«EL QUE NO ARRIESGA, NO GANA»

Creer infinitamente que la ‘buena suerte’ está de tu parte,  escoger el “mejor”, boleto entre todos los existentes, tener fe en que el seleccionado te va a dar una gran sorpresa y contar con unos dólares en tu bolsillo, son los principales elementos que deben existir para que te decidas a jugar al “Raspadito” y ganar.

¿Por qué no arriesgar un dólar?, ¡qué es un dólar!, lo gastas en cualquier cosa, o mejor $5 dólares. Es más, no tengas miedo, y que si es un poco más y juegas esos  $30 dólares que traes en tu cartera, porque “él que no arriesga, no gana”, esa es tu frase preferida.

Comienza el juego. Empieza a fluir la adrenalina en todo tu cuerpo. Ansiedad, expectativa, curiosidad, algo de miedo, pero no, el miedo lo haces a un lado, y lo sustituyes con frases como: “tengo buena suerte”, “voy a ganar”, “aquí hay mucho dinero”.

Te concentras en esos números que deben de hacer “match”, y que te pueden hacer ganar hasta 5 millones de dólares, ¿por qué no? Sigues raspando, ves un número y otro. ¿Te imaginas todo lo que podrías hacer con ese dinero?

Lo primero, dejarías de trabajar. Segundo, comprarías una casa en efectivo. Ya no más deudas. Tercero, viajarías a todo el mundo, a esos lugares que siempre has soñado conocer y que por falta de tiempo y dinero no lo has podido hacer.  Y por último darías una buena parte de dinero a obras de caridad, desde luego.

Continúas tu juego. Comparas tus números una y otra vez. Te falta raspar ya los últimos tres de la última línea. Y de repente ves el 63. ¿Qué?
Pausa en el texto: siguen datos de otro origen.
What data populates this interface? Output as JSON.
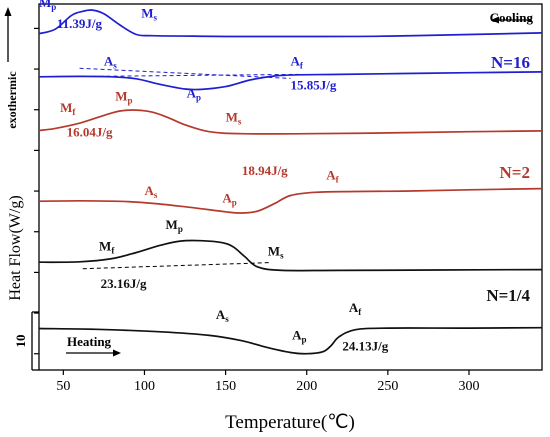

Diriges rápidamente tu mirada, como rayo a la línea superior y estás viendo el mismo 63. Tus ojos se abren aún más. Te fijas en la cantidad.  Ves claramente la suma de $100,000 dólares. ¡Has ganado! ¡Por fin has ganado, y vaya cantidad!

Tu corazón se acelera aún más. En tu mente se enredan tus ideas. No sabes qué hacer, decírselo a la persona más cercana, o mantenerte callado y pensar exactamente lo que debes hacer para reclamar ese dinero. «¿Qué debo hacer?», te sigues preguntando. Tratas de tranquilizarte.  Ves la hora en tu celular. Es martes, y son las 4:30 de la tarde. ¡Qué gran día! Pero, ¡espera un momento! ¿No es este el día y la hora en que tienes tu cita con el oculista?